Pandangan lain dari member2, dipersilakan ya.
_/\_
QuoteMaksud orang itu adalah apakah menurut anda sendiri nibbana itu ada? bisakah anda ehipassiko, bisakah anda buktikan sendiri?
namo buddhaya _/\_
sekedar memberi tahu pendapat dari guru agama gw yg membuat gw memotivasikan diri gw dalam perkataan ehipasiko ini ..
singkat aj tanpa basa basi ,, menyuruh org ehipasiko itu sama dengan membuktikan sendiri .. kita ga bsa ehipasikoin buat org lain .. ibarat rasa ,, klw lu blg ke org yg blm tau rasa" .. "eh bro,, ternyata gula itu manis loh"
klw org yg ga tau rasa manis .. maka ia akan bertanya "manis itu rasanya bagaimana sih ?"
maka org yg mengetahui rasa itu harus berkata dengan bijak .. "ehipasiko dong (datang dan buktikan)"
jadi intinya suruh org yg mw tau rasa manis itu .. untuk mencoba gula itu ,, dan ketika ia mencobanya .. baru lah ia mengerti ,, "ohh .. ternyata ini toh rasa manis" tapi ketika disuruh menjelaskan rasanya .. nda mungkin bisa dijelaskan
itulah ketidakmampuan manusia :))
setuju sama om indra..
mantappp skali jawabannya. :jempol:
g udah debat panjang lebar, langsung ehipasiko aja. :)
oya sobat2,,,
perkara nibbana ini,,,
ay mau tanya.
dari beberapa sumber yang ay baca, beberapa mendefinisikan nibbana sebagai a state of mind tanpa LDM sementara yang lainnya menganggap telah terlepas dari belenggu tumimbal lahir. mengapa berbeda? apakah tiap tradisi memiliki konsep nibbana sendiri2? mohon pencerahannya _/\_
tanpa LDM artinya kan g akan terlahir lagi.

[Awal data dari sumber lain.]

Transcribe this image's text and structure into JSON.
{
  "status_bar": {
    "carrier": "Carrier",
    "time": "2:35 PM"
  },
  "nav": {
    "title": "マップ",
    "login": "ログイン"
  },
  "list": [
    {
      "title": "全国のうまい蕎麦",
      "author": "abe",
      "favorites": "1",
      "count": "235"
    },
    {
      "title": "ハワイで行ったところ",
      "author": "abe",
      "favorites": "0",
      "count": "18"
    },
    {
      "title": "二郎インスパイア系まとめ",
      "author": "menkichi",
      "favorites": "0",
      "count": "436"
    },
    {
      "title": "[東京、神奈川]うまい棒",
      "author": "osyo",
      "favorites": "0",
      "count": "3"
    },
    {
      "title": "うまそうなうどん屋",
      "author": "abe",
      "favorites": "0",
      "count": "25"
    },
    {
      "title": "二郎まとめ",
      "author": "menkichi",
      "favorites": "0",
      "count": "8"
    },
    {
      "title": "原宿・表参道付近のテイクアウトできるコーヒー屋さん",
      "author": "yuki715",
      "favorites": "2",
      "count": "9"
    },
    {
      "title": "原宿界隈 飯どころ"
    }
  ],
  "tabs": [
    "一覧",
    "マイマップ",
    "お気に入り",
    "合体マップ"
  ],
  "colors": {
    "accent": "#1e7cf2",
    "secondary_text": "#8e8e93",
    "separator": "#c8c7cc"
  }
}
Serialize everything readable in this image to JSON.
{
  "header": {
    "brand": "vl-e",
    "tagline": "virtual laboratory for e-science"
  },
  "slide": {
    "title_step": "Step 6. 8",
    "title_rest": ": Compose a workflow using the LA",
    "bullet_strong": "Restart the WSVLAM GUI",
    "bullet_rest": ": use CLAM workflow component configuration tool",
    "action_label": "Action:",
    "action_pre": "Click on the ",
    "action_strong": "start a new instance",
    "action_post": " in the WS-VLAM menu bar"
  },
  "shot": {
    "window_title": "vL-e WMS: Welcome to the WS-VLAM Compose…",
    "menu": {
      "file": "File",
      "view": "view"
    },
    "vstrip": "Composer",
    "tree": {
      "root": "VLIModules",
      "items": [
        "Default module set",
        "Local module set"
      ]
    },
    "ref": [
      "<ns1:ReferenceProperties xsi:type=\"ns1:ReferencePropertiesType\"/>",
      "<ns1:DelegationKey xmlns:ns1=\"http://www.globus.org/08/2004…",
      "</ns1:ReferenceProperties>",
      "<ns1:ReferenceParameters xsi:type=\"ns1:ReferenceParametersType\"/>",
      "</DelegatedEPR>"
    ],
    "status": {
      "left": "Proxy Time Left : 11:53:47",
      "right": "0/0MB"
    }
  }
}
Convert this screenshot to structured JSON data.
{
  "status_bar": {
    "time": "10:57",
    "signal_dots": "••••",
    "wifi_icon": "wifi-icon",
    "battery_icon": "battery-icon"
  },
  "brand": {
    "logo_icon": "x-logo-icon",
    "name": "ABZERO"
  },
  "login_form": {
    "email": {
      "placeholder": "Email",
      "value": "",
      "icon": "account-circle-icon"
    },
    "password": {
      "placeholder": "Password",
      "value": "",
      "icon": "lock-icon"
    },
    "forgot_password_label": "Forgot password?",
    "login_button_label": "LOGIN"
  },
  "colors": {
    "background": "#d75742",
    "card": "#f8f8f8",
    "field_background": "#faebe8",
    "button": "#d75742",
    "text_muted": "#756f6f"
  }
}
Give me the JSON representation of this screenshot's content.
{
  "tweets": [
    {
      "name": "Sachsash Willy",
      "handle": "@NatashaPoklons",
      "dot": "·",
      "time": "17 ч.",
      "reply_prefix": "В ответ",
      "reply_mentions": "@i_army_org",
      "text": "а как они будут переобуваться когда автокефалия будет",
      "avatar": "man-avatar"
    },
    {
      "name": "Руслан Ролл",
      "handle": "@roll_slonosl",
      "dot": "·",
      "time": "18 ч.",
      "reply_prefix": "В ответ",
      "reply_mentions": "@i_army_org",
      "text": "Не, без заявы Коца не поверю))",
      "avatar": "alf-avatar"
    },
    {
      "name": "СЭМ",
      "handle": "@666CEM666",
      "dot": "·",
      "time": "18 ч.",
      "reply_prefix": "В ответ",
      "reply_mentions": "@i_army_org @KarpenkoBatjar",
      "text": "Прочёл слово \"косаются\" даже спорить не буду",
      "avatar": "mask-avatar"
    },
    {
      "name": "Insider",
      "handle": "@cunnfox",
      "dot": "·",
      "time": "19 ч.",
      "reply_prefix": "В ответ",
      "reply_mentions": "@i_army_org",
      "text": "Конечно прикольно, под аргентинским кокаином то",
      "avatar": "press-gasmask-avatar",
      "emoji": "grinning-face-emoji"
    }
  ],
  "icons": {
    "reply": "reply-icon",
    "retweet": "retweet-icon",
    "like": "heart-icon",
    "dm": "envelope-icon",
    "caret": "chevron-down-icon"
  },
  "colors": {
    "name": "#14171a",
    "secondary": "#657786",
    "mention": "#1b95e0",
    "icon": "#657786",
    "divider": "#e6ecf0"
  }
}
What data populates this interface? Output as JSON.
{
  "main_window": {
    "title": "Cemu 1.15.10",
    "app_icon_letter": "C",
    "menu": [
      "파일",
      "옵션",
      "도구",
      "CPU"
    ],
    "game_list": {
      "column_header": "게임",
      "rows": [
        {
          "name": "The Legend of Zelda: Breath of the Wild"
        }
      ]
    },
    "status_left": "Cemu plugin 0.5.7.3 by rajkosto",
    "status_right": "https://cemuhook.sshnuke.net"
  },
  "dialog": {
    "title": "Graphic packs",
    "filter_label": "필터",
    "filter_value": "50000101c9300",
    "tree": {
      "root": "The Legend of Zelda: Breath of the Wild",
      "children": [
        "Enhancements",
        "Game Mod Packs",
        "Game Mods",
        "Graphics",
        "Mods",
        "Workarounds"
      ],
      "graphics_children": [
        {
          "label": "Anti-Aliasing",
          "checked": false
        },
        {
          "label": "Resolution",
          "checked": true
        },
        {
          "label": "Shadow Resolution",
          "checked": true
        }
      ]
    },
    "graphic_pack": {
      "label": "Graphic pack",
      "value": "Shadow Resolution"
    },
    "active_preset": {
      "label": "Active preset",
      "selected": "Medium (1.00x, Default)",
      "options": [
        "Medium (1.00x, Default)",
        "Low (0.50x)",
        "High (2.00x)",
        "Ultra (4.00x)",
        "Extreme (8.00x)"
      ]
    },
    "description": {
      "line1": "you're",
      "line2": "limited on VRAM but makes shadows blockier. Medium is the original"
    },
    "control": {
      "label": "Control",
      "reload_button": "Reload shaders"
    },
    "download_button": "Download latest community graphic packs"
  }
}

dalam penjelasan yang berbeda, tapi intinya sama.
Quote from: hemayanti on 08 July 2012, 09:31:25 PM
tanpa LDM artinya kan g akan terlahir lagi.
dalam penjelasan yang berbeda, tapi intinya sama.
makasih sebelumnya _/\_
iya intinya sama, tapi sepenangkapan ay masing2 berada pada konteks yang berbeda.
a state of mind tanpa LDM: masih hidup
telah terlepas dari belenggu tumimbal lahir: sudah mati dan tak lahir lagi
mungkin ay kurang fokus saat membaca jadinya ya heri begini ^:)^
nibbana itu g terikat oleh hidup dan mati.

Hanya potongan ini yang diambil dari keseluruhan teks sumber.